Reform priorities for India
- Integrate VET early and create pathways: Implement NEP 2020 school integration. Fast-track the National Credit Framework with recognised certifications and progression routes.
- Raise training quality and capacity: Align courses with local demand via market assessments. Expand NSTIs, hire instructors, and strengthen ITI gradingwith trainee feedback.
- Build strong partnerships with industry: Scale the Private Training Partner model. Engage MSMEs and use CSR funding.
Financing and current schemes—what’s missing
- Invest more and link funding to performance: India spends ~3% on VET vs 10–13% in Germany, Singapore, Canada. Improve viability via lower per-student costs, revenue autonomy, and performance-linked funding.
- Scheme design focused on jobs, not skills: ELI Part A gives up to ₹15,000 to first-time EPFO-registered workers. ELI Part B pays employers ₹3,000/month per new hire. Both promote formalisation but lack skilling components.

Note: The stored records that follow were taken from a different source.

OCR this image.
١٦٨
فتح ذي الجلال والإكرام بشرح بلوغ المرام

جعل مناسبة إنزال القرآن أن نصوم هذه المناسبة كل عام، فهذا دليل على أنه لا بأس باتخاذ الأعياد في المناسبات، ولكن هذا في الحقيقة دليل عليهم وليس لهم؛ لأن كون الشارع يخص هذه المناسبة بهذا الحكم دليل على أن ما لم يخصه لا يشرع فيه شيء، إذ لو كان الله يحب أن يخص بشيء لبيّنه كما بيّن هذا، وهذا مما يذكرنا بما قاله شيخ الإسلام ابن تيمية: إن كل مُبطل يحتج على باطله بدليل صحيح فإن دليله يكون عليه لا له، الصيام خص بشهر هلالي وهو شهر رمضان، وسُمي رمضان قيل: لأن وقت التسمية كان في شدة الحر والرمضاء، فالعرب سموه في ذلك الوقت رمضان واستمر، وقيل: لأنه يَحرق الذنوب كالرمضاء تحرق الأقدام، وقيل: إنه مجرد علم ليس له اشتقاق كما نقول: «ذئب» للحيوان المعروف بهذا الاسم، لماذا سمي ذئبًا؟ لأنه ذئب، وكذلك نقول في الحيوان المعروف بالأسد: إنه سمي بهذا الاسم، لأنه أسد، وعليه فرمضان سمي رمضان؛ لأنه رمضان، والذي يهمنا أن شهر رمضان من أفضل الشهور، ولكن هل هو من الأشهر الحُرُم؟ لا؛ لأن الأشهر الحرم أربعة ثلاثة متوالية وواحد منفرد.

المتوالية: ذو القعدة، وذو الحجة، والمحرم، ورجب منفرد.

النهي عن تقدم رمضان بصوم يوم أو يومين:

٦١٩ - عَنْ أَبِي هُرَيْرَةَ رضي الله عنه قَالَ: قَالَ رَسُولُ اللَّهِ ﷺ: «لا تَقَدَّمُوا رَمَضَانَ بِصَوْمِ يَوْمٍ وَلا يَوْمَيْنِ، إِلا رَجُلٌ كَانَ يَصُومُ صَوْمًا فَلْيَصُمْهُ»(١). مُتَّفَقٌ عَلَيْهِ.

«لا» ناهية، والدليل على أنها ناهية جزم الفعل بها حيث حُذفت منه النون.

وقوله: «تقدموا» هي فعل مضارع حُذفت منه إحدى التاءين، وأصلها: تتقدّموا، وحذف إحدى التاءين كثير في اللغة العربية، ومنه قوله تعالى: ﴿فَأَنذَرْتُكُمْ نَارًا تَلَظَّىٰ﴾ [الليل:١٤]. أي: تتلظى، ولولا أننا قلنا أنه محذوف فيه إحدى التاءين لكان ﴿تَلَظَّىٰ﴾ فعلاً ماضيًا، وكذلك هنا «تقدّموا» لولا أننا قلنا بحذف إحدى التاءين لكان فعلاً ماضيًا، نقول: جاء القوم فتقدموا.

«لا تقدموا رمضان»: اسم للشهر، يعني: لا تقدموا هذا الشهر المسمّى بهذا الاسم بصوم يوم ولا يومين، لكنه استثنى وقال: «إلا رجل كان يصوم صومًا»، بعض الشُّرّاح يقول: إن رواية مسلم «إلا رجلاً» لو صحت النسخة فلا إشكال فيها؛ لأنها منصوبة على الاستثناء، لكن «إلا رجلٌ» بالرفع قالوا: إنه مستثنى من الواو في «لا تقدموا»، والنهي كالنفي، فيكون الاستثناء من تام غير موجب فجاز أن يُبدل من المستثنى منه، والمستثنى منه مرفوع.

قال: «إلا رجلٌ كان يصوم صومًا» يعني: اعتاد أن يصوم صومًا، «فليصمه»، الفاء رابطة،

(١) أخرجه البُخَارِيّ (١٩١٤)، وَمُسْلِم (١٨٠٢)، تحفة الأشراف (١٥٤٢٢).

- Internships and upgrades without clear outcomes: The PM Internship Scheme offers one-year placements but no route to permanent jobs. The ITI Upgradation Initiative modernises 1,000 ITIs with industry partners, not necessarily training quality. These measures tinker at the margins; a system overhaul is essential for VET to become a reliable path to jobs and a Viksit Bharat.
Question for practice:
Examine the reasons for low VET uptake and employment in India and the reforms proposed to improve outcomes.